My Facebook experiment has been a challenge. I find myself mindlessly navigating to the Facebook home page a few times a day or checking the Facebook app on my smartphone, which underscores that deactivating my account was a good idea. I hadn’t realized how often I would take “just a quick peek” at it, which usually turned into several minutes of reading posts and commenting. I haven’t seen indications that my productivity has increased yet, but I hope I will soon.

This week has also reminded me of some less-than-desirable personality traits. I’m the kind of person that likes to be in control of a situation, and I also usually plan for contingencies. The events of this past week have reminded me that I can’t always fix everything and my attempts at planning don’t always work.

One example of this affects one of my relatives. Last week, I learned that this person is going through a tough time with a personal relationship. As much as I want to swoop in and fix the situation, this week has reminded me that I simply can’t do that. The feeling of powerlessness that accompanied that realization really bothered me, because it reminds me that I need to stop trying to control everything.

In case I hadn’t learned my lesson the first time, I also learned that a close friend is struggling with a relationship issue too. Again, I can’t really do anything to help the situation, other than give these people my love and support. That’s not easy to do since we live in different states. But even if I were nearer to them, I couldn’t fix either situation. And, it’s not my place to try. But, my impulse to take charge and fix the issues keeps nudging me toward intervening.

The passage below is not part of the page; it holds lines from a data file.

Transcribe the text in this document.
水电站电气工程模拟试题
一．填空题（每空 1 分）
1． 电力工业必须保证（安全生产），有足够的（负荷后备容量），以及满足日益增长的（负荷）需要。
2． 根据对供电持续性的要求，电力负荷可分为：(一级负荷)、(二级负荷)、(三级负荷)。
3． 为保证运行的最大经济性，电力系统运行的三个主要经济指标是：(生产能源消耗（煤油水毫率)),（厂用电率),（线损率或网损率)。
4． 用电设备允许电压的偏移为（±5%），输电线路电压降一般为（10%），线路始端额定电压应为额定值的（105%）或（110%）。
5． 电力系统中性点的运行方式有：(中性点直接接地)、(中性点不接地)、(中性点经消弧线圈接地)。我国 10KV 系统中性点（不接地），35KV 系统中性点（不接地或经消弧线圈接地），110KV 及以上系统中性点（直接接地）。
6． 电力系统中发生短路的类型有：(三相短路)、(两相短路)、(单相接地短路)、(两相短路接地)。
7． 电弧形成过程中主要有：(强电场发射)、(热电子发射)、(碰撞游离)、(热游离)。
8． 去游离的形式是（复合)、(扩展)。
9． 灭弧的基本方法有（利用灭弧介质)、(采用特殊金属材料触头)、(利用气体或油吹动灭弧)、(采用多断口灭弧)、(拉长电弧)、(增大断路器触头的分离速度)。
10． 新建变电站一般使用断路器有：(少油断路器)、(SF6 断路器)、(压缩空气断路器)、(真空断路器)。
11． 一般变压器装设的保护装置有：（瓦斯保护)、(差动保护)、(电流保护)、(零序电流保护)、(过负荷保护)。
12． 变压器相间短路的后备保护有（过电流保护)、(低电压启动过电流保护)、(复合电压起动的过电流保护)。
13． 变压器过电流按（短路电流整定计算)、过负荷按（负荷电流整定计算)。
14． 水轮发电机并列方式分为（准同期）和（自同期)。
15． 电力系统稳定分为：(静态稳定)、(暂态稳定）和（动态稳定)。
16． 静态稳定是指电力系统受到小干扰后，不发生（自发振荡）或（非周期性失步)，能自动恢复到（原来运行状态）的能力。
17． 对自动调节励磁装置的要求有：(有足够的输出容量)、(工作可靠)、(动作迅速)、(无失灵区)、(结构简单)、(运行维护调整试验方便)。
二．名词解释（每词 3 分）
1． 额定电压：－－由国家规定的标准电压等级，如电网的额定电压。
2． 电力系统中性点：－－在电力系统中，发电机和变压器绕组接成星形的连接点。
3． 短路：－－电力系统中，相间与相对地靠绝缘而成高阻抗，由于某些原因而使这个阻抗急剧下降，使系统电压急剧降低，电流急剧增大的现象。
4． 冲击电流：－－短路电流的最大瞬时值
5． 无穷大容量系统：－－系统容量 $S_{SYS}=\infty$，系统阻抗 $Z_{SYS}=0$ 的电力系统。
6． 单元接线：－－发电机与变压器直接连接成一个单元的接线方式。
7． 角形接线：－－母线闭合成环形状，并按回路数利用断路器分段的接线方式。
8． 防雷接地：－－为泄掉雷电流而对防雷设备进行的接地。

And, in case I hadn’t gotten the message the first two times, I received a reinforced version of that message again yesterday. Another close friend, who is in the U.S. on a work visa, works for a company that is going through a restructuring. Several people have been laid off, and this friend is worried because losing the job would mean leaving the U.S. after over a decade of being here and attempting to get green card status. If that happens, my friend has only ten days to leave the country. Again, there’s nothing I can do, but I sure want to try.

The autumn change usually prompts me to some introspection, and I certainly have a lot to think about.